Sopapillas are a large triangular and hollow puffs of crispy, light and somewhat chewy dough that has been deep fried, They are made with a wheat flour dough leavened with yeast and are just perfect for eating as snacks or desserts with toppings of honey, chocolate sauce, fruit and with a variety of fillings. They can also be made with self-raising flour.
You let the dough rise for about an hour, then knead and roll it out, and then cut it into triangles, which are deep fried for a couple of minutes. It is magic to watch them puff up into airy, hollow golden pockets - great for kids to see.
A sopapilla is a traditional type of quick bread or fried pastry popular in Argentina, New Mexico, Bolivia, Chile, Peru, Texas (a Tex-Mex Dish) and Uruguay. The term means 'bread soaked in oil', and is traditionally created using leavened wheat and masa harina mix, to which butter is added.
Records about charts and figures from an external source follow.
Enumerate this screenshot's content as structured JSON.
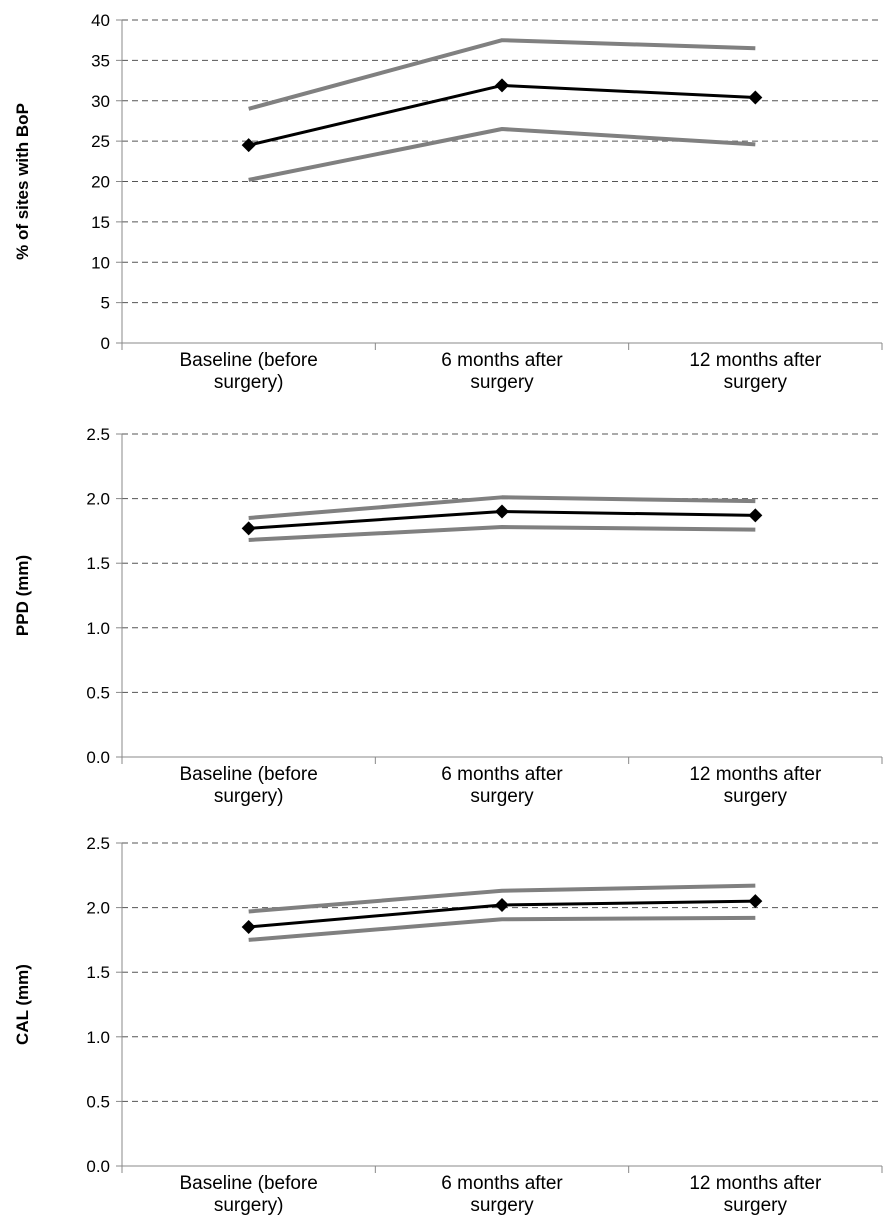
{
  "chart_data": [
    {
      "type": "line",
      "ylabel": "% of sites with BoP",
      "ylim": [
        0,
        40
      ],
      "yticks": [
        "0",
        "5",
        "10",
        "15",
        "20",
        "25",
        "30",
        "35",
        "40"
      ],
      "categories": [
        [
          "Baseline (before",
          "surgery)"
        ],
        [
          "6 months after",
          "surgery"
        ],
        [
          "12 months after",
          "surgery"
        ]
      ],
      "grid": true,
      "series": [
        {
          "role": "upper",
          "color": "#808080",
          "markers": false,
          "values": [
            29.0,
            37.5,
            36.5
          ]
        },
        {
          "role": "mean",
          "color": "#000000",
          "markers": true,
          "values": [
            24.5,
            31.9,
            30.4
          ]
        },
        {
          "role": "lower",
          "color": "#808080",
          "markers": false,
          "values": [
            20.2,
            26.5,
            24.6
          ]
        }
      ]
    },
    {
      "type": "line",
      "ylabel": "PPD (mm)",
      "ylim": [
        0,
        2.5
      ],
      "yticks": [
        "0.0",
        "0.5",
        "1.0",
        "1.5",
        "2.0",
        "2.5"
      ],
      "categories": [
        [
          "Baseline (before",
          "surgery)"
        ],
        [
          "6 months after",
          "surgery"
        ],
        [
          "12 months after",
          "surgery"
        ]
      ],
      "grid": true,
      "series": [
        {
          "role": "upper",
          "color": "#808080",
          "markers": false,
          "values": [
            1.85,
            2.01,
            1.98
          ]
        },
        {
          "role": "mean",
          "color": "#000000",
          "markers": true,
          "values": [
            1.77,
            1.9,
            1.87
          ]
        },
        {
          "role": "lower",
          "color": "#808080",
          "markers": false,
          "values": [
            1.68,
            1.78,
            1.76
          ]
        }
      ]
    },
    {
      "type": "line",
      "ylabel": "CAL (mm)",
      "ylim": [
        0,
        2.5
      ],
      "yticks": [
        "0.0",
        "0.5",
        "1.0",
        "1.5",
        "2.0",
        "2.5"
      ],
      "categories": [
        [
          "Baseline (before",
          "surgery)"
        ],
        [
          "6 months after",
          "surgery"
        ],
        [
          "12 months after",
          "surgery"
        ]
      ],
      "grid": true,
      "series": [
        {
          "role": "upper",
          "color": "#808080",
          "markers": false,
          "values": [
            1.97,
            2.13,
            2.17
          ]
        },
        {
          "role": "mean",
          "color": "#000000",
          "markers": true,
          "values": [
            1.85,
            2.02,
            2.05
          ]
        },
        {
          "role": "lower",
          "color": "#808080",
          "markers": false,
          "values": [
            1.75,
            1.91,
            1.92
          ]
        }
      ]
    }
  ]
}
Sopapillas can be sweet or savory and can be sprinkled with cinnamon and sugar and drizzled with honey.
Alternatively, they can be stuffed with beans and chilies and eaten with many other savory and sweet fillings.
Mix the yeast with some warm water and a little honey in a medium size bowl, and leave for 5-10 minutes to activate. Then add the butter and sugar. Then slowly add the flour and salt. Knead the dough for at least two minutes, until the dough is smooth and elastic and well combined. Let the dough rise in a covered, greased bowl for about 60 minutes or until dough is roughly double its original size. Transfer the dough from the bowl to a board or bench top. Punch it down on a floured surface and knead gently. Then roll it out to form an oval or rectangle shape about a 1/4-inch (6 mm) thick. Using a pizza cutter or knife, cut out 3 inch (8 cm) squares. Next, cut squares diagonally to form triangles.
Heat grape seed oil, or similar in a deep fryer or large pot and heat to 375 degrees F (190 degrees C). Fry the dough triangles in pairs for about one minute on each side. The dough should immediately puff out when it hits the hot oil. Drain on paper towels and then serve with a sprinkle of cinnamon and sugar. Provide honey to drizzle onto the hot broken sopapilla so it runs into the cavity. Various other fillings and toppings can be used.
Using a large bowl, mix together the flour, salt, baking powder and shortening. Slowly mix in the warm water. Mix well until the dough stiffens slightly and is smooth. Cover the bowl and set aside for about 20-30 minutes. Roll the dough out on floured board until about 1/4 inch (6 mm thick). Cut into 3 inch (8 cm) squares and then cut diagonally to form triangles. Heat the oil in a large heavy frying pan or deep-fryer to 375 degrees F (190 degrees C). Fry until both sides are golden brown on both sides and the sopapillas are puffed out (about one minute per side). Drain on paper towels and serve hot.
For the Filling
Combine the yeast with warm water and a little sugar or honey. Set aside for 10-20 minutes for the yeast to start frothing and expanding. Add the flour and salt to a large bowl. You can use a stand mixer or food processor if you like, or mix by hand. Add the sugar and melted butter to the yeast and water mixture. Then pour all of the liquid into the flour in a bowl. Mix and knead the mixture by hand or on the mixer or food processor until the dough forms a ball and is smooth and elastic. Over the bowl and leave in a warm place for about 60 minutes, or until the dough doubles in size. Then transfer the dough to a flat floured surface, punch it down and knead gently. Roll the dough out into a rectangle that is about 1/4 inch (6 mm) thick. Cut out the sopapillas to the desired size and shape. Shallow or deep fry pairs of sopapillas, on both sides for about one minute each side. Remove and drain the sopapillas on paper towels.
Once sopapillas have drained and cooled, tear them open and stuff the inner pockets with your desired savory fillings.